The paper derives the control principle directly from the mathematical property of deterministic linear interpolants in flow matching, where the velocity satisfies v_t(x_t) = (E[x_1|x_t] - x_t)/(1-t) by definition of the conditional expectation under the path x_t = (1-t)x_0 + t x_1. This is presented as an external fact of the interpolant construction rather than a fitted parameter or self-referential equation. No load-bearing step reduces to a self-citation, ansatz smuggled via prior work, or renaming of a known result; the reference-mean guidance is an application of this property to a frozen model. The derivation remains self-contained against external flow-matching theory and does not force the target result by construction from its own inputs.

Axiom & Free-Parameter Ledger

0 free parameters · 1 axioms · 0 invented entities

The central claim rests on the deterministic interpolant property of flow matching and the assumption that the velocity field depends only on the conditional endpoint mean.

axioms (1)

domain assumption Deterministic interpolants govern the velocity field solely via conditional endpoint mean
Invoked to justify that shifting the reference mean directly steers the flow without additional terms.

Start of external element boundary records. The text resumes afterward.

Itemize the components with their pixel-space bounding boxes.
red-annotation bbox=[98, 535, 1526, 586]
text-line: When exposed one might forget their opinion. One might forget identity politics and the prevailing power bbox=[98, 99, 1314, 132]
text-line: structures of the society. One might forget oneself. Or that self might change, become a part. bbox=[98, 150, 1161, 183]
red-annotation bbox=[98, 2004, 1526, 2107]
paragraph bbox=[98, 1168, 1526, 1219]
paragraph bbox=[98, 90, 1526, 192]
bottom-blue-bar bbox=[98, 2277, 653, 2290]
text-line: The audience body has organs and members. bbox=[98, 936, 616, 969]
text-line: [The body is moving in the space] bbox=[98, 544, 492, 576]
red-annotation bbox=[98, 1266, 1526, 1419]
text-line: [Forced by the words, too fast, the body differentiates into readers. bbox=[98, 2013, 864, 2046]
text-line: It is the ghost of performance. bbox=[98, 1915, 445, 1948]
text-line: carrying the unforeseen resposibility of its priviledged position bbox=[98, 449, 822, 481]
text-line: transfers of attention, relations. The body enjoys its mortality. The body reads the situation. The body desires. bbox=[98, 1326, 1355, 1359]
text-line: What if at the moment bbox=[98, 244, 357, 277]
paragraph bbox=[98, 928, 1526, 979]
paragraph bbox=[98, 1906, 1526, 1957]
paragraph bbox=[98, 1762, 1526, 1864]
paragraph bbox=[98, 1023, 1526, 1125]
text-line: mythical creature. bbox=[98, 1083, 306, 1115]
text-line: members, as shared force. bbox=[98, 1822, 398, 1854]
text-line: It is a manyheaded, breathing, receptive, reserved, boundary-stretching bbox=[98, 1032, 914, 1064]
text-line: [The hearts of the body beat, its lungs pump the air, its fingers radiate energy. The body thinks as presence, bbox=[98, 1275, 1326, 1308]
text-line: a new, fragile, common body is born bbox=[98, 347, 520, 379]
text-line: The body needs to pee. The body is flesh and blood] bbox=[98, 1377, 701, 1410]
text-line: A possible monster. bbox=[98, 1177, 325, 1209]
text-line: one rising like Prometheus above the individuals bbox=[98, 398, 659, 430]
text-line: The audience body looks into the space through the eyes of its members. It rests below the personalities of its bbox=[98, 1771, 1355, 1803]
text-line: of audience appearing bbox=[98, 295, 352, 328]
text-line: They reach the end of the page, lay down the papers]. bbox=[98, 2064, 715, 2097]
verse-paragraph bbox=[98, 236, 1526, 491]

pith-pipeline@v0.9.0 · 5500 in / 1126 out tokens · 41545 ms · 2026-05-13T06:10:13.891989+00:00 · methodology

Review history (2 revisions) →

discussion (0)

Lean theorems connected to this paper

Citations machine-checked in the Pith Canon. Every link opens the source theorem in the public Lean library.

IndisputableMonolith/Cost/FunctionalEquation.lean washburn_uniqueness_aczel unclear

?

unclear
Relation between the paper passage and the cited Recognition theorem.

For the commonly used linear interpolant ... ut(x) = μt(x)−x / (1−t), μt(x) := E[x1 | xt = x]
IndisputableMonolith/Foundation/ArithmeticFromLogic.lean embed_injective unclear

?

unclear
Relation between the paper passage and the cited Recognition theorem.

the velocity field is solely governed by a conditional endpoint mean; shifting this mean shifts the flow itself

What do these tags mean?

matches: The paper's claim is directly supported by a theorem in the formal canon.
supports: The theorem supports part of the paper's argument, but the paper may add assumptions or extra steps.
extends: The paper goes beyond the formal theorem; the theorem is a base layer rather than the whole result.
uses: The paper appears to rely on the theorem as machinery.
contradicts: The paper's claim conflicts with a theorem or certificate in the canon.
unclear: Pith found a possible connection, but the passage is too broad, indirect, or ambiguous to say the theorem truly supports the claim.